WordPress: aggiornamento necessario per il tema Jobmonster

Il mondo dei plugin e dei temi di WordPress, come abbiamo imparato tramite tutti gli aggiornamenti sulla sicurezza presenti in questo blog, è particolarmente delicato e richiede una cura approfondita se si sviluppano i siti sul noto CMS come la maggior parte degli sviluppatori di tutto il mondo. Questo perché, non ci stancheremo mai di dirlo, le insidie sono sempre dietro l’angolo e tendenzialmente la trascuratezza di tantissimi backend può portare non solo alla perdita dei singoli siti da parte dei legittimi proprietari, ma anche alla diffusione dei dati degli utenti, la violazione degli account, redirect indesiderati su siti di spam e tutta una lunghissima serie di problematiche anche ben più gravi.

In questo approfondimento parleremo di una vulnerabilità riscontrata, come si evince dal titolo, su Jobmaster, un tema che aiuta ad impostare in modo facilitato un sito web che contiene un’interfaccia per coloro che cercano lavoro. Questo tema in pratica facilita la creazione di bacheche, siti per effettuare job applications e gestire i CV che vengono inoltrati tramite appositi form e procedure. Non è ovviamente il tema con più utilizzatori a livello globale su WordPress, visto che conta 5.000 installazioni circa, ma i numeri non sono neanche così bassi da potersi permettere di ignorare il problema. Quest’ultimo, nato e segnalato la prima volta nel maggio scorso, consiste in una vulnerabilità che darebbe la possibilità ad utenti non autenticati di avere accesso e “guadagnare” anche privilegi da amministratore.

Dopo la segnalazione si è dovuto aspettare ottobre per avere una prima release di una versione con patch del tema, un po’ troppo, considerando che la vulnerabilità CVE-2025-54738 ha ricevuto un punteggio di criticità alto, pari a 9.8 su 10 e riguardava tutte le versioni del tema fino alla 4.7.9, ovvero quella presente in quel momento. I tecnici di PatchStack, uno dei fornitori delle soluzioni di sicurezza per WordPress spiegano anche, in riferimento alla vulnerabilità CVE-2025-54738, che essa può essere sfruttata per effettuare operazioni che solo gli amministratori di solito possono effettuare, oppure utenti dai privilegi più alti, mentre chi riesce ad arrivare a questi livelli, sfruttando la vulnerabilità, può fare autoassegnarsi un ruolo ed estromettere tutti i legittimi proprietari. Le azioni successive sono quelle che abbiamo già elencato brevemente nell’apertura dell’approfondimento, ma si possono evitare installando la patch, contenuta nella versione 4.8 e successive (adesso è disponibile la 4.8.2). 

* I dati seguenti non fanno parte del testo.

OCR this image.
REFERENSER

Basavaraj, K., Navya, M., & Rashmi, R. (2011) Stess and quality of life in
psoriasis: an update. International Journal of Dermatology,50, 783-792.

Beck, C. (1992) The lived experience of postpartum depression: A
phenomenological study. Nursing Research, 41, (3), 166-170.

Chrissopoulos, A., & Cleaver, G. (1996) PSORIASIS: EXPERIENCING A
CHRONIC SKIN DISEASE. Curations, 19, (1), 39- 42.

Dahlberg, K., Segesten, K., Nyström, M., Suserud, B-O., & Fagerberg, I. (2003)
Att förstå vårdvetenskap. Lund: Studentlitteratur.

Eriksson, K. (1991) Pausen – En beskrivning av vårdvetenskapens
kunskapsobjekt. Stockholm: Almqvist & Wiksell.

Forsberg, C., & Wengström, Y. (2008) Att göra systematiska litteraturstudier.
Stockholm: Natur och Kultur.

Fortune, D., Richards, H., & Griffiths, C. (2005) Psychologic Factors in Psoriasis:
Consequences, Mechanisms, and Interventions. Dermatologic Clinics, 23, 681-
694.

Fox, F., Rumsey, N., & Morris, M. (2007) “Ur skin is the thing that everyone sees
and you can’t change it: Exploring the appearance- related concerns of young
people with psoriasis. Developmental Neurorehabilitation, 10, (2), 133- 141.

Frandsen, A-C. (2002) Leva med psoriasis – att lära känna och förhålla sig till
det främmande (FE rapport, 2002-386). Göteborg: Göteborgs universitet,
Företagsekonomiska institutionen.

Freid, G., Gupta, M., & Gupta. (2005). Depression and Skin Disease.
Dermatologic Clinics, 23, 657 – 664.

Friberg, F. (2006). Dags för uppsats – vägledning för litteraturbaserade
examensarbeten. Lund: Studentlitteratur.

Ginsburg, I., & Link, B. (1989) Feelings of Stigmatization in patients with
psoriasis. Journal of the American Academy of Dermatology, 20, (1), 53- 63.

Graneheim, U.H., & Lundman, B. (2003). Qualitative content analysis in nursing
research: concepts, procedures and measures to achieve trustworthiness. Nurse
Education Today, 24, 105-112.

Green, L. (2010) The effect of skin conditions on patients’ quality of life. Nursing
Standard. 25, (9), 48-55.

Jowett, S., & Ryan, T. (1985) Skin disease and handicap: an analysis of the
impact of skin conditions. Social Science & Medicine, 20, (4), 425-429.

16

Secondo gli esperti di sicurezza, soprattutto ora che è stata denunciata, è molto probabile che questa falla venga attivamente sfruttata da malintenzionati che vogliono prendere il controllo dei siti. È proprio per questo motivo che ribadiamo, in conclusione, ciò che abbiamo detto in apertura, ovvero che la cura dei backend e degli aggiornamenti degli strumenti, dei temi e di tutto ciò che viene utilizzato tramite WordPress deve essere messo al primo posto da noi o da chi ci sviluppa il sito, cosa che in questo caso dobbiamo chiedere e pretendere. La perdita di controllo dei siti, specie quelli come ad esempio gli e-commerce, che contengono una lunga serie di dati importanti dei propri clienti, può portare a grossissimi problemi anche con le authority, basti pensare al mancato trattamento corretto dei dati ed al furto di quest’ultimi. Inoltre, anche se non si vende merce online, è sempre importante fare di tutto per mantenere una reputazione, sia coi propri visitatori che con i motori di ricerca, che se notano attività strane, come un redirect su pagine malevole, puniscono l’indicizzazione del portale. Le motivazioni per avere sempre cura del backend di un CMS col quale gestiamo il nostro sito non finirebbero qui, ma già queste sono sufficienti a spiegarne l’importanza.